Enough people have already apologised for another Bayer product, the Zyklon B gas that served the needs of Germany’s growth industry in the 1940s. Yet mine is the first apology for its seemingly innocuous aspirin, which might not have killed a few million people directly, but has still dealt a mortal blow to our planet.

As to Alexander Fleming with his evil penicillin, don’t let me get going on that mass murderer. The pathetic little benefit of antibiotics, saving a few carbon-producing lives, is outweighed by the egregious damage caused by manufacturing those satanic potions.

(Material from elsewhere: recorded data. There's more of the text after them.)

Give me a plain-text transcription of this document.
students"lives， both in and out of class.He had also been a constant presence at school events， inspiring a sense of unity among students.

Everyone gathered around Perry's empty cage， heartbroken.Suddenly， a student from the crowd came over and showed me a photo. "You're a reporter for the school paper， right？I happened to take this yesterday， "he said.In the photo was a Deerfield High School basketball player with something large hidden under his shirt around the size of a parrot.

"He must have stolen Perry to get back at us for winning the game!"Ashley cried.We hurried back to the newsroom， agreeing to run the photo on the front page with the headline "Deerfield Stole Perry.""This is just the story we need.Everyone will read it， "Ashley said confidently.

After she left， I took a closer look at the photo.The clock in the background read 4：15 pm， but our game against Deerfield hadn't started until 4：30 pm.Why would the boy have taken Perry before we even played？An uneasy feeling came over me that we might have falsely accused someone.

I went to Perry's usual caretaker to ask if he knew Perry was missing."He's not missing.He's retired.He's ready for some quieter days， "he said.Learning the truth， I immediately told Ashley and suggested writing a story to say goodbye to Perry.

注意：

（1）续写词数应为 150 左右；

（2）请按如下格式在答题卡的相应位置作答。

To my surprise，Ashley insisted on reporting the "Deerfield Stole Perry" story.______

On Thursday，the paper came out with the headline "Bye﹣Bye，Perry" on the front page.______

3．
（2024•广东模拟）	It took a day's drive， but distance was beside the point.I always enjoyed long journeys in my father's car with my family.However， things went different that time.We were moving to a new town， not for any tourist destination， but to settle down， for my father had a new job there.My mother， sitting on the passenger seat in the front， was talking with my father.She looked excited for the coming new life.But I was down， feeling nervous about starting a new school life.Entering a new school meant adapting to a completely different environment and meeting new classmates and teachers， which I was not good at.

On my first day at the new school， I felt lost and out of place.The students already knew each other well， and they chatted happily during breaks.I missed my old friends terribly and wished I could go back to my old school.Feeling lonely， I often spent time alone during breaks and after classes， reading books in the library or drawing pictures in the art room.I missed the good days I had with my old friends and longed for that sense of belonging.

Have you seen smoke coming out of pharmaceutical factories? Then you know what they do to our planet, and I’m genuinely sorry. So say no to drugs (other than recreational ones) and explore the medicinal properties of naturally growing grasses, nuts and tree bark – and if you don’t, I’ll report you to ‘Great’.

The list could go on, each item accompanied by my head-banging apology. But you get the message: all science and technology over the ages has been hatched by a perfidious conspiracy devoted to destroying our planet.

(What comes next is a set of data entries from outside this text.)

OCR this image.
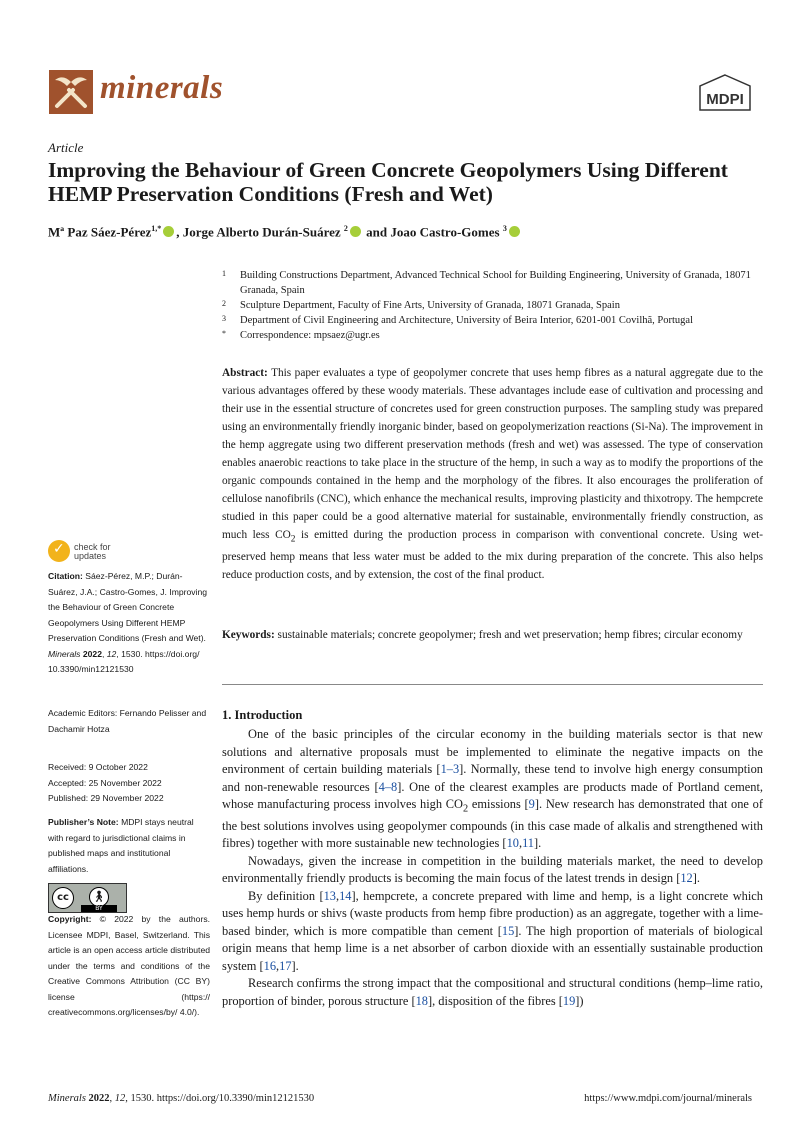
minerals	MDPI
Article
Improving the Behaviour of Green Concrete Geopolymers Using Different HEMP Preservation Conditions (Fresh and Wet)
Mª Paz Sáez-Pérez$^{1,*}$ , Jorge Alberto Durán-Suárez $^2$ and Joao Castro-Gomes $^3$
1 Building Constructions Department, Advanced Technical School for Building Engineering, University of Granada, 18071 Granada, Spain
2 Sculpture Department, Faculty of Fine Arts, University of Granada, 18071 Granada, Spain
3 Department of Civil Engineering and Architecture, University of Beira Interior, 6201-001 Covilhã, Portugal
* Correspondence: mpsaez@ugr.es
Abstract: This paper evaluates a type of geopolymer concrete that uses hemp fibres as a natural aggregate due to the various advantages offered by these woody materials. These advantages include ease of cultivation and processing and their use in the essential structure of concretes used for green construction purposes. The sampling study was prepared using an environmentally friendly inorganic binder, based on geopolymerization reactions (Si-Na). The improvement in the hemp aggregate using two different preservation methods (fresh and wet) was assessed. The type of conservation enables anaerobic reactions to take place in the structure of the hemp, in such a way as to modify the proportions of the organic compounds contained in the hemp and the morphology of the fibres. It also encourages the proliferation of cellulose nanofibrils (CNC), which enhance the mechanical results, improving plasticity and thixotropy. The hempcrete studied in this paper could be a good alternative material for sustainable, environmentally friendly construction, as much less $CO_2$ is emitted during the production process in comparison with conventional concrete. Using wet-preserved hemp means that less water must be added to the mix during preparation of the concrete. This also helps reduce production costs, and by extension, the cost of the final product.
Keywords: sustainable materials; concrete geopolymer; fresh and wet preservation; hemp fibres; circular economy
1. Introduction

One of the basic principles of the circular economy in the building materials sector is that new solutions and alternative proposals must be implemented to eliminate the negative impacts on the environment of certain building materials [1–3]. Normally, these tend to involve high energy consumption and non-renewable resources [4–8]. One of the clearest examples are products made of Portland cement, whose manufacturing process involves high $CO_2$ emissions [9]. New research has demonstrated that one of the best solutions involves using geopolymer compounds (in this case made of alkalis and strengthened with fibres) together with more sustainable new technologies [10,11].

Nowadays, given the increase in competition in the building materials market, the need to develop environmentally friendly products is becoming the main focus of the latest trends in design [12].

By definition [13,14], hempcrete, a concrete prepared with lime and hemp, is a light concrete which uses hemp hurds or shivs (waste products from hemp fibre production) as an aggregate, together with a lime-based binder, which is more compatible than cement [15]. The high proportion of materials of biological origin means that hemp lime is a net absorber of carbon dioxide with an essentially sustainable production system [16,17].

Research confirms the strong impact that the compositional and structural conditions (hemp–lime ratio, proportion of binder, porous structure [18], disposition of the fibres [19])

✓
check for updates
Citation: Sáez-Pérez, M.P.; Durán-Suárez, J.A.; Castro-Gomes, J. Improving the Behaviour of Green Concrete Geopolymers Using Different HEMP Preservation Conditions (Fresh and Wet). Minerals 2022, 12, 1530. https://doi.org/ 10.3390/min12121530
Academic Editors: Fernando Pelisser and Dachamir Hotza
Received: 9 October 2022
Accepted: 25 November 2022
Published: 29 November 2022
Publisher’s Note: MDPI stays neutral with regard to jurisdictional claims in published maps and institutional affiliations.
cc	🚶︎
BY
Copyright: © 2022 by the authors. Licensee MDPI, Basel, Switzerland. This article is an open access article distributed under the terms and conditions of the Creative Commons Attribution (CC BY) license (https:// creativecommons.org/licenses/by/ 4.0/).
Minerals 2022, 12, 1530. https://doi.org/10.3390/min12121530	https://www.mdpi.com/journal/minerals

It’s time we sat down and pondered the possible solutions (actually, sitting down is the only option here in London, what with ‘Great’s’ troops gridlocking the city centre).

The conspirators I mentioned camouflage their subversion with empty pronouncements about people living longer and better as a result of the Industrial Revolution. Rather than apologising for it, hiss those snakes, we must give thanks.

Those vermin don’t realise that they thereby betray their fiendish designs. For the problem is precisely the longer lifespans and therefore greater numbers of people befouling our planet.

Reverting to the pre-industrial, ideally pre-historic, conditions would rapidly depopulate, and thereby save, our planet. I just wish ‘Great’ and her friends had the courage to spell out this objective in so many words.

Perhaps they are planning to do so shortly. If that’s the case, I may have inadvertently stolen their thunder, for which I’m terribly sorry.

2 thoughts on “Je m’excuse…!”

  1. I have often thought that besides our earliest ancestors walking on two feet [releasing the arms and hands for other activities] the consumption of meat on a regular basis had to be a significant development. You get a greater amount of calories and nutrition in a smaller package and quicker.

    Grazing animals so poor is the caloric and nutritional value of grass need to spend as much as twenty hours a day munching and processing green stuff with their double stomach [which humans do not have of course].